The pursuit of relatives and ancestors of English constantly takes us eastwards: from England back to Angeln, from Northern Europe to Central and South-west Europe. For many decades, the consensus among historical linguists and linguistic archaeologists has been that the oldest traceable ancestor of all the Indo-European languages, Proto-Indo-European, probably developed in a region north of the Black Sea, in modern-day Ukraine and neighbouring regions in South-West Russia. In recent years, arguments for Indo-European origins lying further east and south of those regions have drawn strength from new research into population movements traced through the analysis of ancient DNA (cite Southern Arc paper), a proposal that draws support from parallel new work using computational modelling of Proto-Indo-European phylogeny (Heggarty et al. 2023).

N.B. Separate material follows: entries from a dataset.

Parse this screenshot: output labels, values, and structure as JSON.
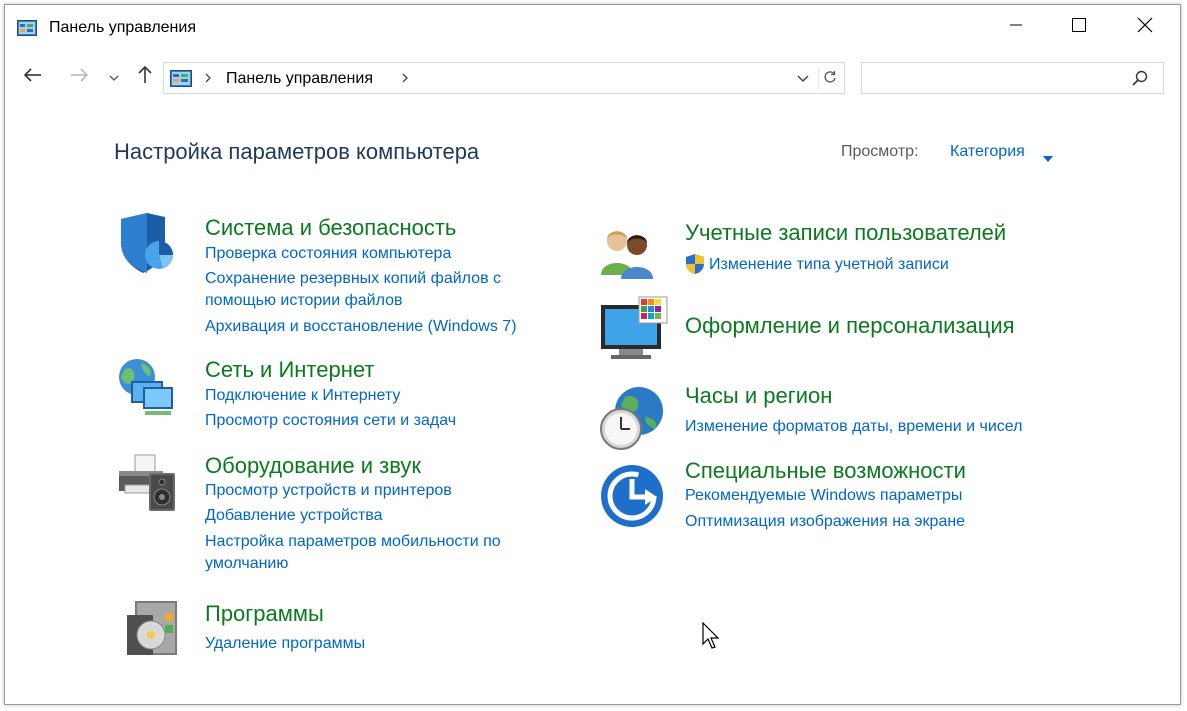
{
  "window": {
    "title": "Панель управления"
  },
  "navigation": {
    "breadcrumb": "Панель управления",
    "search_placeholder": ""
  },
  "content": {
    "page_title": "Настройка параметров компьютера",
    "view_by_label": "Просмотр:",
    "view_by_value": "Категория"
  },
  "categories": {
    "system_security": {
      "title": "Система и безопасность",
      "links": [
        "Проверка состояния компьютера",
        "Сохранение резервных копий файлов с",
        "помощью истории файлов",
        "Архивация и восстановление (Windows 7)"
      ]
    },
    "network": {
      "title": "Сеть и Интернет",
      "links": [
        "Подключение к Интернету",
        "Просмотр состояния сети и задач"
      ]
    },
    "hardware": {
      "title": "Оборудование и звук",
      "links": [
        "Просмотр устройств и принтеров",
        "Добавление устройства",
        "Настройка параметров мобильности по",
        "умолчанию"
      ]
    },
    "programs": {
      "title": "Программы",
      "links": [
        "Удаление программы"
      ]
    },
    "user_accounts": {
      "title": "Учетные записи пользователей",
      "links": [
        "Изменение типа учетной записи"
      ]
    },
    "appearance": {
      "title": "Оформление и персонализация",
      "links": []
    },
    "clock_region": {
      "title": "Часы и регион",
      "links": [
        "Изменение форматов даты, времени и чисел"
      ]
    },
    "ease_of_access": {
      "title": "Специальные возможности",
      "links": [
        "Рекомендуемые Windows параметры",
        "Оптимизация изображения на экране"
      ]
    }
  },
  "colors": {
    "category_title": "#0b7a1f",
    "link": "#0066cc",
    "page_title": "#1e395b"
  }
}
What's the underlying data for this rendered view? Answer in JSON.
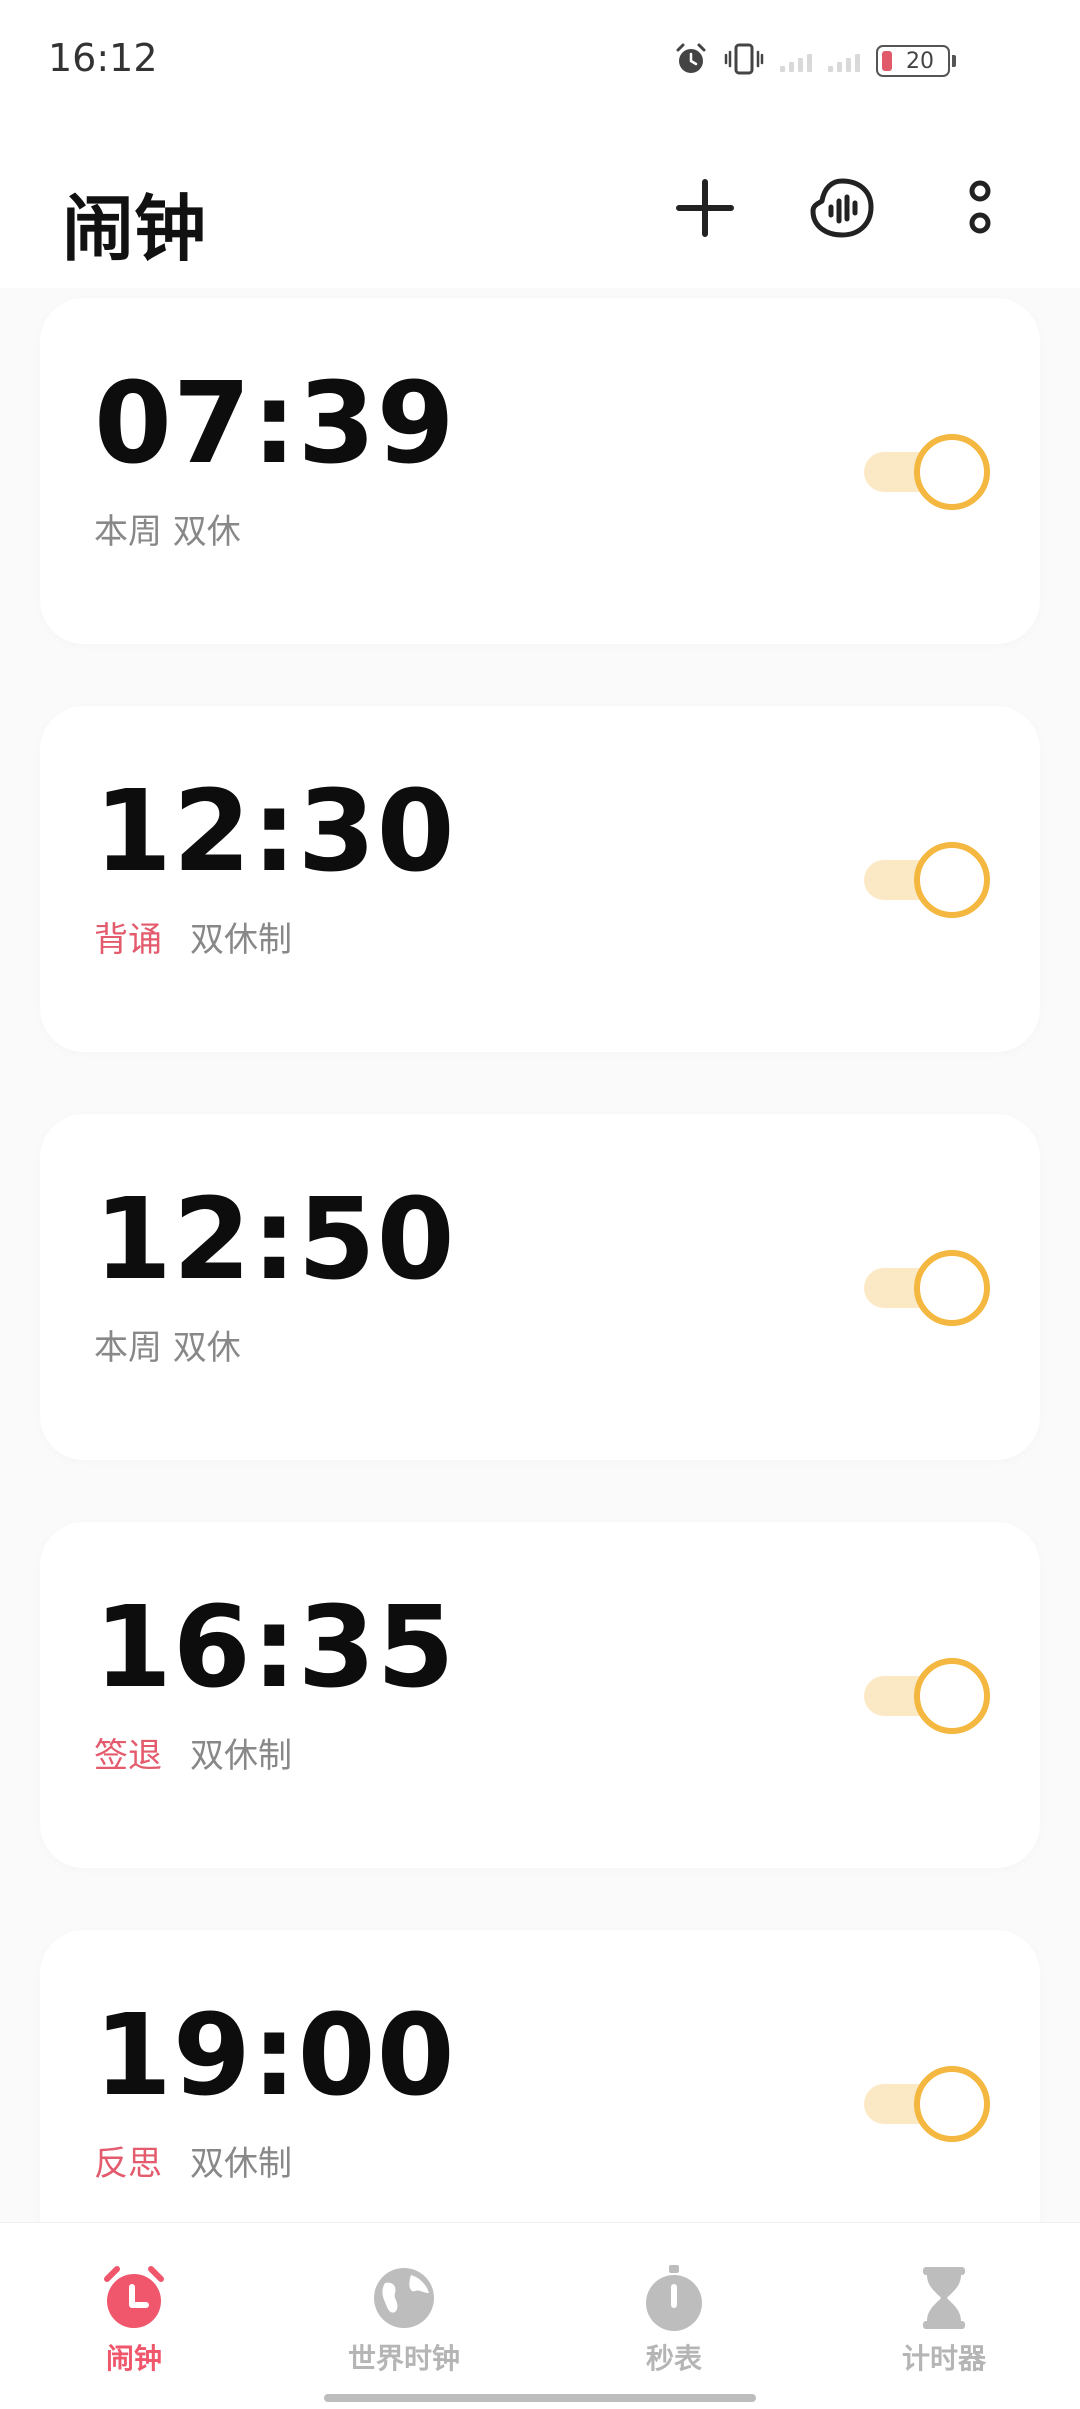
{
  "status_bar": {
    "time": "16:12",
    "battery_level": "20"
  },
  "header": {
    "title": "闹钟"
  },
  "alarms": [
    {
      "time": "07:39",
      "label": "",
      "repeat": "本周 双休",
      "enabled": true
    },
    {
      "time": "12:30",
      "label": "背诵",
      "repeat": "双休制",
      "enabled": true
    },
    {
      "time": "12:50",
      "label": "",
      "repeat": "本周 双休",
      "enabled": true
    },
    {
      "time": "16:35",
      "label": "签退",
      "repeat": "双休制",
      "enabled": true
    },
    {
      "time": "19:00",
      "label": "反思",
      "repeat": "双休制",
      "enabled": true
    }
  ],
  "nav": {
    "alarm": "闹钟",
    "world_clock": "世界时钟",
    "stopwatch": "秒表",
    "timer": "计时器"
  },
  "colors": {
    "accent_red": "#f0566c",
    "toggle_orange": "#f4b740",
    "toggle_track": "#fbe8c5"
  },
  "icons": {
    "add": "plus-icon",
    "voice": "voice-icon",
    "more": "more-vertical-icon",
    "alarm": "alarm-clock-icon",
    "world_clock": "globe-icon",
    "stopwatch": "stopwatch-icon",
    "timer": "hourglass-icon"
  }
}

1.3 Further eastern relatives

The Islamic Republic of Iran is an oil-producing Middle Eastern country with a majority muslim population. Its main language, Persian (Farsi), is written using the Arabic alphabet, as are the languages of its regional neighbours in Iraq, Afghanistan, Pakistan and the Gulf states. But though Persian has borrowed many words from Arabic, it is not linguistically related to Arabic: rather, it is an Indo-European language related to Greek, Latin, Sanskrit, Russian, English and most European languages, as well as Pashto, Balochi and others in Afghanistan, Urdu in Pakistan and Hindi in India. Consequently, many Persian words seem somewhat familiar to European ears, for example tondar (thunder), sitare (star), mush (mouse), abar (over), bu (be), yog (yoke), naf (navel), lis (lick), vakhsh (wax), and dukhter (daughter). The relatedness of many other Persian words to English is not always obvious, though philologists have traced the links in two centuries of detailed research into the etymologies of the Indo-European languages; for example, Persian pir (fire) is related to Greek pyro-, and balesh (cushion) is related to English belly, bulge, and bag. Borj (tower) is related, via the meaning “high place”, to “raised earthwork” terms such as borough, bury, (long) barrow, as well as German Berg (mountain). The relationship of Persian deraz to English long is fairly opaque, but can be traced by a chain of small changes in pronunciation: long comes from Anglo-Saxon and Proto-Germanic lang, which philologists trace back to *dlonǵʰ in the reconstructed Proto-Indo-European ancestor language. In the Indo-Iranian branch of our linguistic family tree, dlong became derang in Middle Persian and eventually deraz in Modern Persian.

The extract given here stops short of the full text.